Бои в то лето как-то утихли. Были только редкие перестрелки – из винтовок и пушек, словно две армии устало бранились через забор, но в драку лезть не собирались. Мы слышали, что вдали идёт наступление, но нас туда не посылали, и лето прошло довольно тихо. Мы лениво жевали траву и золотые лютики на лугах, и впервые с тех пор, как попали на войну, отъелись и даже потолстели. Возможно, поэтому нас с Топторном и выбрали для доставки боеприпасов от железнодорожной станции до линии фронта. Так мы оказались под началом старика-солдата, который поддерживал нас всю зиму.
Солдаты звали его Чокнутый Фридрих. Они считали его безумным, потому что он постоянно разговаривал сам с собой или посмеивался – неизвестно отчего. Чокнутому Фридриху поручали дела, за которые никто не хотел браться. Они знали, что старик безотказный.

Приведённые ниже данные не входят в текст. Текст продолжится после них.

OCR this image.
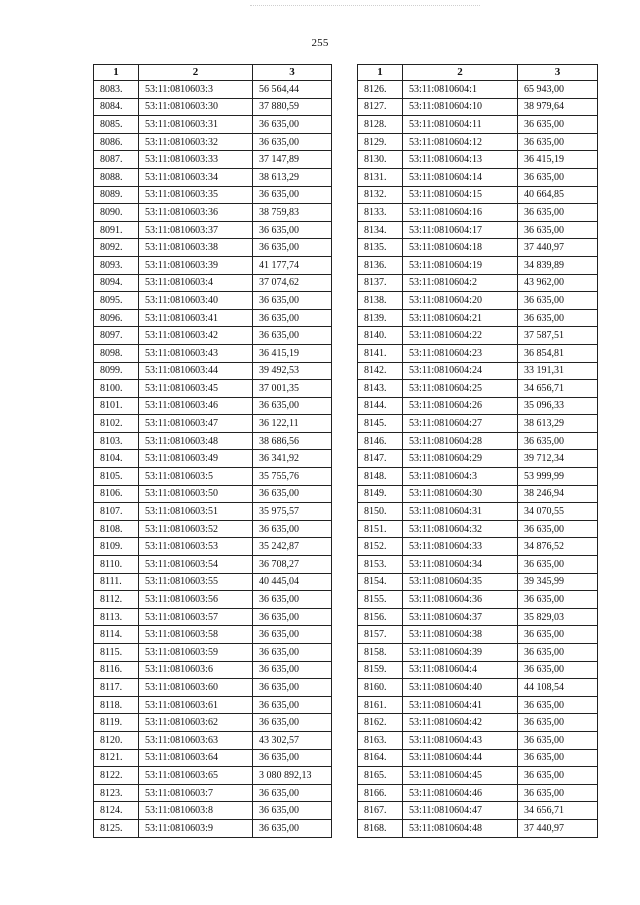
255
1	2	3
8083.	53:11:0810603:3	56 564,44
8084.	53:11:0810603:30	37 880,59
8085.	53:11:0810603:31	36 635,00
8086.	53:11:0810603:32	36 635,00
8087.	53:11:0810603:33	37 147,89
8088.	53:11:0810603:34	38 613,29
8089.	53:11:0810603:35	36 635,00
8090.	53:11:0810603:36	38 759,83
8091.	53:11:0810603:37	36 635,00
8092.	53:11:0810603:38	36 635,00
8093.	53:11:0810603:39	41 177,74
8094.	53:11:0810603:4	37 074,62
8095.	53:11:0810603:40	36 635,00
8096.	53:11:0810603:41	36 635,00
8097.	53:11:0810603:42	36 635,00
8098.	53:11:0810603:43	36 415,19
8099.	53:11:0810603:44	39 492,53
8100.	53:11:0810603:45	37 001,35
8101.	53:11:0810603:46	36 635,00
8102.	53:11:0810603:47	36 122,11
8103.	53:11:0810603:48	38 686,56
8104.	53:11:0810603:49	36 341,92
8105.	53:11:0810603:5	35 755,76
8106.	53:11:0810603:50	36 635,00
8107.	53:11:0810603:51	35 975,57
8108.	53:11:0810603:52	36 635,00
8109.	53:11:0810603:53	35 242,87
8110.	53:11:0810603:54	36 708,27
8111.	53:11:0810603:55	40 445,04
8112.	53:11:0810603:56	36 635,00
8113.	53:11:0810603:57	36 635,00
8114.	53:11:0810603:58	36 635,00
8115.	53:11:0810603:59	36 635,00
8116.	53:11:0810603:6	36 635,00
8117.	53:11:0810603:60	36 635,00
8118.	53:11:0810603:61	36 635,00
8119.	53:11:0810603:62	36 635,00
8120.	53:11:0810603:63	43 302,57
8121.	53:11:0810603:64	36 635,00
8122.	53:11:0810603:65	3 080 892,13
8123.	53:11:0810603:7	36 635,00
8124.	53:11:0810603:8	36 635,00
8125.	53:11:0810603:9	36 635,00
1	2	3
8126.	53:11:0810604:1	65 943,00
8127.	53:11:0810604:10	38 979,64
8128.	53:11:0810604:11	36 635,00
8129.	53:11:0810604:12	36 635,00
8130.	53:11:0810604:13	36 415,19
8131.	53:11:0810604:14	36 635,00
8132.	53:11:0810604:15	40 664,85
8133.	53:11:0810604:16	36 635,00
8134.	53:11:0810604:17	36 635,00
8135.	53:11:0810604:18	37 440,97
8136.	53:11:0810604:19	34 839,89
8137.	53:11:0810604:2	43 962,00
8138.	53:11:0810604:20	36 635,00
8139.	53:11:0810604:21	36 635,00
8140.	53:11:0810604:22	37 587,51
8141.	53:11:0810604:23	36 854,81
8142.	53:11:0810604:24	33 191,31
8143.	53:11:0810604:25	34 656,71
8144.	53:11:0810604:26	35 096,33
8145.	53:11:0810604:27	38 613,29
8146.	53:11:0810604:28	36 635,00
8147.	53:11:0810604:29	39 712,34
8148.	53:11:0810604:3	53 999,99
8149.	53:11:0810604:30	38 246,94
8150.	53:11:0810604:31	34 070,55
8151.	53:11:0810604:32	36 635,00
8152.	53:11:0810604:33	34 876,52
8153.	53:11:0810604:34	36 635,00
8154.	53:11:0810604:35	39 345,99
8155.	53:11:0810604:36	36 635,00
8156.	53:11:0810604:37	35 829,03
8157.	53:11:0810604:38	36 635,00
8158.	53:11:0810604:39	36 635,00
8159.	53:11:0810604:4	36 635,00
8160.	53:11:0810604:40	44 108,54
8161.	53:11:0810604:41	36 635,00
8162.	53:11:0810604:42	36 635,00
8163.	53:11:0810604:43	36 635,00
8164.	53:11:0810604:44	36 635,00
8165.	53:11:0810604:45	36 635,00
8166.	53:11:0810604:46	36 635,00
8167.	53:11:0810604:47	34 656,71
8168.	53:11:0810604:48	37 440,97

Тащить телегу с боеприпасами на жаре, в пыли, было нелегко. Мы быстро растеряли весь лишний вес и опять стали сдавать. Телегу каждый раз нагружали до отказа. Фридрих просил их класть поменьше груза, но солдаты на железнодорожной станции только смеялись над ним и продолжали укладывать снаряды. На подъёмах по пути к линии фронта Фридрих всегда слезал с телеги и шёл рядом, не подгоняя нас, позволяя идти медленно. Он понимал, что нам очень тяжело. Мы часто останавливались, чтобы попить воды из ручья и отдохнуть. А ещё Фридрих следил, чтобы нам давали больше корма, чем другим лошадям.
Мы с Топторном теперь с радостью просыпались и ждали, когда придёт Фридрих, впряжёт нас в телегу и поведёт прочь от шума и суеты лагеря. Вскоре мы узнали, что Фридрих никакой не сумасшедший. Просто всё в этом добром, ласковом старике восставало против безумия войны. Однажды, когда мы трусили к станции, он сказал нам, что мечтает только об одном – вернуться поскорее в свою мясную лавку в Шлайдене. А разговаривает он сам с собой потому, что никто другой его не понимает, никто не хочет даже слушать. А смеётся, чтобы не заплакать.